Premier Li Keqiang and propaganda tsar Liu Yunshan, both members of the Communist Party's supreme Politburo Standing Committee, are the group's deputy chiefs.
Xi has steadily been consolidating power since he took the party's helm in late 2012. November's plenum of the party's Central Committee approved his administration's blueprint for reform, which included creating two powerful top organs, one to steer reform and another to co-ordinate national security. It was later announced Xi heads both.
Although the cybersecurity group was not named in November, Xi had told attendants that internet and information security had become the party's new challenge, as both were tied with national security and social stability.
Zhang Lifan, a Beijing-based historian and frequent political commentator, said he was surprised Xi was chairing the cybersecurity panel. "To put cybersecurity on par with national security … perhaps the authorities see the internet as closely linked with ideological work, or someone had exaggerated the foreign threat posed by cyberspace. I think it is a bit of an overreaction," Zhang said.

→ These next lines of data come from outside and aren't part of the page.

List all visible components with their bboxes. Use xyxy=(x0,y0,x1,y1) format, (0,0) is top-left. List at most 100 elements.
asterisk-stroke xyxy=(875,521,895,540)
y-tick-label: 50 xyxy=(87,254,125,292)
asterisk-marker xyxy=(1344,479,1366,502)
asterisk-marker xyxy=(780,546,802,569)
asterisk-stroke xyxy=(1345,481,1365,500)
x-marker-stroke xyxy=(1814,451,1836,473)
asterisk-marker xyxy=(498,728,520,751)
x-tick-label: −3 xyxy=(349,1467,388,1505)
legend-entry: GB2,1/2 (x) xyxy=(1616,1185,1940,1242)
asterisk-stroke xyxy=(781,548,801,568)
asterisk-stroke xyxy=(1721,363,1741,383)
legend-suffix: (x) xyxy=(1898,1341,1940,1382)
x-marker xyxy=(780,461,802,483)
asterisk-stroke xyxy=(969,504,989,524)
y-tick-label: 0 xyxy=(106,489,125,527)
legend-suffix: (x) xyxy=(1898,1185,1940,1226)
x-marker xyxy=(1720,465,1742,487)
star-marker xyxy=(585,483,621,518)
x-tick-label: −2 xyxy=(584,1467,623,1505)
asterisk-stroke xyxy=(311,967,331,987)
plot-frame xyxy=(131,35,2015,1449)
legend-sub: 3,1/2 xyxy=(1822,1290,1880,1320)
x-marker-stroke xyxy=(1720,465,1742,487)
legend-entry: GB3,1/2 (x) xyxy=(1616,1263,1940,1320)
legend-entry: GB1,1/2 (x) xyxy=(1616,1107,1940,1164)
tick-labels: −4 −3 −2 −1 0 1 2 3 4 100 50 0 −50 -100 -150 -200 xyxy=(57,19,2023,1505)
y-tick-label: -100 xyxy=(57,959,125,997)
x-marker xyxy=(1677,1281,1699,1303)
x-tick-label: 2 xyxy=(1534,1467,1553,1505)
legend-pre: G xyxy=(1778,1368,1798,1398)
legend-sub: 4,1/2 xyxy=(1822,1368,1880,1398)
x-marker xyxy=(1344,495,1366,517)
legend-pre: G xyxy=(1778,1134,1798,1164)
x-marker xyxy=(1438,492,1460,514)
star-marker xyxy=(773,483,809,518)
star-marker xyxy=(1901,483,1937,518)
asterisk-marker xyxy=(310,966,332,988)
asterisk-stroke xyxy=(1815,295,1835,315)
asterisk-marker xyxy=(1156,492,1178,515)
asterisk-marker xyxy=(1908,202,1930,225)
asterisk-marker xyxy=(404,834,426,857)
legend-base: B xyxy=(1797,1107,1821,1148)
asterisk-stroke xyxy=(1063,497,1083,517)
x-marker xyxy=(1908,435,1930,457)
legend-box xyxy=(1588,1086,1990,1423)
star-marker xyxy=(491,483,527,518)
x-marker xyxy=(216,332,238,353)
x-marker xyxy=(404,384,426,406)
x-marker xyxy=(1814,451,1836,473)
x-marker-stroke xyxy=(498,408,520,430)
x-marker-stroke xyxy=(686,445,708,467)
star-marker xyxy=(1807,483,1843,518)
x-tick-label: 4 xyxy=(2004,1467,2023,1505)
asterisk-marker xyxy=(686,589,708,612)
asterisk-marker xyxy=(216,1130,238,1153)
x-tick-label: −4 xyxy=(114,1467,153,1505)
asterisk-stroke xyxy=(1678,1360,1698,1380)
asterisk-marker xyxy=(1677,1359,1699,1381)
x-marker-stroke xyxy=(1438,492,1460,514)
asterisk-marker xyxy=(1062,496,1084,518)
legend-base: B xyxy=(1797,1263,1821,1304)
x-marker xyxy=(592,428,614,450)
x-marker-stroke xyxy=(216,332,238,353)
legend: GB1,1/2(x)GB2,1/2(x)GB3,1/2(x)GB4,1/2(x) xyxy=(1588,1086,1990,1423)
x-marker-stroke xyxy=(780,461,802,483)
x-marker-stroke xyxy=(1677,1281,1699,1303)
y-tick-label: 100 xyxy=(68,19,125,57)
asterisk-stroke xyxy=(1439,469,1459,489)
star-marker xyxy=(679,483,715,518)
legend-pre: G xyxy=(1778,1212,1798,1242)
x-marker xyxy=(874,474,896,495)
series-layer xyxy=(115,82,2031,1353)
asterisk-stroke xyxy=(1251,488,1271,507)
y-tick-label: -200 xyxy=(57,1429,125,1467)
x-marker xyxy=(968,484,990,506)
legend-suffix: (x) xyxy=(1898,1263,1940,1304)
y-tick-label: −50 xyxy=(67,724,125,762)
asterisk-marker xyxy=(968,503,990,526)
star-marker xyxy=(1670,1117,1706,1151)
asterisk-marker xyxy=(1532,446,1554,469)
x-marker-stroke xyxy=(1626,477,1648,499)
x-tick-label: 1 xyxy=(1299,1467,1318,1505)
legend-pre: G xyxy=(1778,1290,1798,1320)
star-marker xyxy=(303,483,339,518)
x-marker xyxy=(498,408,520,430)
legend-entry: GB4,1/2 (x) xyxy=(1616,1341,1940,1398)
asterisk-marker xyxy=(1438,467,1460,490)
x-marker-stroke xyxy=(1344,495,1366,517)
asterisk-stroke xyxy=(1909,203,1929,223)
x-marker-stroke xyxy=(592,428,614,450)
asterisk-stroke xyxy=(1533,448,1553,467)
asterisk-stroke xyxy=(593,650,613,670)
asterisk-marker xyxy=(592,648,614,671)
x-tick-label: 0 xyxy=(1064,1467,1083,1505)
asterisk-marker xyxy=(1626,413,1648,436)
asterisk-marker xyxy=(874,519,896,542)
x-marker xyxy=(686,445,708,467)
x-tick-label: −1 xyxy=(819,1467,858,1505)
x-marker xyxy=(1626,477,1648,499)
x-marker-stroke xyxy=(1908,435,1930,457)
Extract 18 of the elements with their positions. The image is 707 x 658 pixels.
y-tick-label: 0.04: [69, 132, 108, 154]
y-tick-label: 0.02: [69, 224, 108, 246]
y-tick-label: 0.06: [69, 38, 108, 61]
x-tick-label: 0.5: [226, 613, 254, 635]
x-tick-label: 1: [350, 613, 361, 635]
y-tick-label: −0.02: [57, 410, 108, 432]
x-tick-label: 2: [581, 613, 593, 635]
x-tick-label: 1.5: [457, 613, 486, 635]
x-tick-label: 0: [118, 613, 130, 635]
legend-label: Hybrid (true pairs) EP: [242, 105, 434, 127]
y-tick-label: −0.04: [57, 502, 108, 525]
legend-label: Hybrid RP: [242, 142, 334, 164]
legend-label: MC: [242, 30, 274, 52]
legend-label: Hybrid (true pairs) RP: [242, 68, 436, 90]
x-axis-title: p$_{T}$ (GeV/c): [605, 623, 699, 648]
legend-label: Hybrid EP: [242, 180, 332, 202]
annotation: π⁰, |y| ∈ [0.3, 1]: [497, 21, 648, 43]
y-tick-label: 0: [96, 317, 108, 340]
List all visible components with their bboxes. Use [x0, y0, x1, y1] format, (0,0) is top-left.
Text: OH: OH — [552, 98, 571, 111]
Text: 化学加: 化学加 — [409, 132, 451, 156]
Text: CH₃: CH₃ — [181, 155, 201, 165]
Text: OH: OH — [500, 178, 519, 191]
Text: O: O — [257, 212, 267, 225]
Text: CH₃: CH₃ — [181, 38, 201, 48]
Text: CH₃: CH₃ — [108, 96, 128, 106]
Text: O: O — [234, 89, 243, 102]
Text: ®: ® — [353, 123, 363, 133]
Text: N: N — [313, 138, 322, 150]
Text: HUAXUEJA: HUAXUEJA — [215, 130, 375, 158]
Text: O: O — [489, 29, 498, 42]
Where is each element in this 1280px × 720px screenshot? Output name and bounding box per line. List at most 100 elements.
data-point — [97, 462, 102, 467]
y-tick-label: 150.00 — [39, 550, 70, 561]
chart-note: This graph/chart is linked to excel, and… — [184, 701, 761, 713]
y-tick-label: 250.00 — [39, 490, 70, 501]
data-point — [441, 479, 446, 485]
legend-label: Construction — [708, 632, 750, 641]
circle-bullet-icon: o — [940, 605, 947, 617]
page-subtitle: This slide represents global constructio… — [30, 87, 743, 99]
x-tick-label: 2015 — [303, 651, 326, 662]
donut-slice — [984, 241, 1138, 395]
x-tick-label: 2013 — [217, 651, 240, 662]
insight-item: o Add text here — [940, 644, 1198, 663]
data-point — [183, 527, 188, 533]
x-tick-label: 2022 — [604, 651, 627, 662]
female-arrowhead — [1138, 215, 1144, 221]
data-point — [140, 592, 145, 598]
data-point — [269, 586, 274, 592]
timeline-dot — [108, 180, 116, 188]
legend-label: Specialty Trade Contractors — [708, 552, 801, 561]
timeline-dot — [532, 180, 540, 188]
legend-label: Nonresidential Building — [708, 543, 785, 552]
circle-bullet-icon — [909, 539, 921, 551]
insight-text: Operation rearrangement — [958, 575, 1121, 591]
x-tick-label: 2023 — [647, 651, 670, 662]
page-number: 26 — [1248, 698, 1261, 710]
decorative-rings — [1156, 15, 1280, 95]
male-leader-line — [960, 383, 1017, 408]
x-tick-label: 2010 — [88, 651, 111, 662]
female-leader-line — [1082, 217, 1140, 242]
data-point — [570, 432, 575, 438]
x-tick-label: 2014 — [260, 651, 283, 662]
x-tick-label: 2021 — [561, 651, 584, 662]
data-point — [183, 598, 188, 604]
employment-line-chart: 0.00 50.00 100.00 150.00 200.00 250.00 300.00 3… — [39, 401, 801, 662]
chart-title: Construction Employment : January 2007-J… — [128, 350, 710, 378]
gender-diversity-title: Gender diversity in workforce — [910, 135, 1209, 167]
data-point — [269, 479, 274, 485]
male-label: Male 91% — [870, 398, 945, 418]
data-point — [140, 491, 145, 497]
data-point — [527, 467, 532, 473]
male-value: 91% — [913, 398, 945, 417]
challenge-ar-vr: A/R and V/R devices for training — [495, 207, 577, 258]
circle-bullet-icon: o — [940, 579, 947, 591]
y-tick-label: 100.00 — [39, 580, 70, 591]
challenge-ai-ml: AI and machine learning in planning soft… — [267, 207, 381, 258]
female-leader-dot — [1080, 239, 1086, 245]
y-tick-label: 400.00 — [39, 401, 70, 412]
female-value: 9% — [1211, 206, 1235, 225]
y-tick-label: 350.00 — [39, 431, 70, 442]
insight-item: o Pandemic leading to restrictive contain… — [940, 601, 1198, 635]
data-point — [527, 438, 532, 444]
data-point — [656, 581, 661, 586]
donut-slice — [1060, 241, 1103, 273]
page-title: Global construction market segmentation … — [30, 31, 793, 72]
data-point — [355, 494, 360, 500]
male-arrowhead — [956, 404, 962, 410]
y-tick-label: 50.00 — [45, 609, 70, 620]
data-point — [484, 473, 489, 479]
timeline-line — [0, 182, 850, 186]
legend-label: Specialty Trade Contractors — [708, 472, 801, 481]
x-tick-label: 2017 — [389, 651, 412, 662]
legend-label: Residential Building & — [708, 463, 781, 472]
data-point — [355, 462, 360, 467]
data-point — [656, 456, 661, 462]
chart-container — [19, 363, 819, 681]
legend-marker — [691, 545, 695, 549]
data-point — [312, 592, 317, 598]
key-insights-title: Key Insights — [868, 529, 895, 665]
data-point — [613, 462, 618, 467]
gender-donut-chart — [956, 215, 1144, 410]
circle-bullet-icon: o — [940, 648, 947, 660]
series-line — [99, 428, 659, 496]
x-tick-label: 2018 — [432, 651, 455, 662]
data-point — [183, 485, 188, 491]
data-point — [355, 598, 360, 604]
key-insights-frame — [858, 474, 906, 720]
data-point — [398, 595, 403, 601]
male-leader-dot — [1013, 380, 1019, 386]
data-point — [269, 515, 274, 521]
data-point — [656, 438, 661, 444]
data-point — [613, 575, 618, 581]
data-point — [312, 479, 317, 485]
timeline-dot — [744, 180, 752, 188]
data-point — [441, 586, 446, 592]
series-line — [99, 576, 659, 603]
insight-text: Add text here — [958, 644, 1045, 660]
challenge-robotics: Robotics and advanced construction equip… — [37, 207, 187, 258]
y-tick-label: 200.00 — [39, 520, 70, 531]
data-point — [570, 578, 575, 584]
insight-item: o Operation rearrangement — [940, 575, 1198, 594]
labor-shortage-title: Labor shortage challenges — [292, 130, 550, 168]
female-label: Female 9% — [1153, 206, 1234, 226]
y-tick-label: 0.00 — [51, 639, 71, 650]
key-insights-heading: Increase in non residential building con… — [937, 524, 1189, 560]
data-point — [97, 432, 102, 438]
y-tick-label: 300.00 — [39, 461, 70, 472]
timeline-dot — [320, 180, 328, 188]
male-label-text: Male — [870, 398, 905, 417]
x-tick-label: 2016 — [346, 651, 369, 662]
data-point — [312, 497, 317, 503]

Authorities said that, at the end of last year, the mainland had some 618 million internet users, with about a third living in the countryside.
Xi yesterday also called on officials to improve propaganda about cyberspace and handle public opinion in a timely and effective manner.
He stressed the need for a comprehensive plan to develop IT and cybersecurity technology, and called for new policies to support companies in the field. Legislation was needed on managing information online and the protection of key web infrastructure facilities, he said.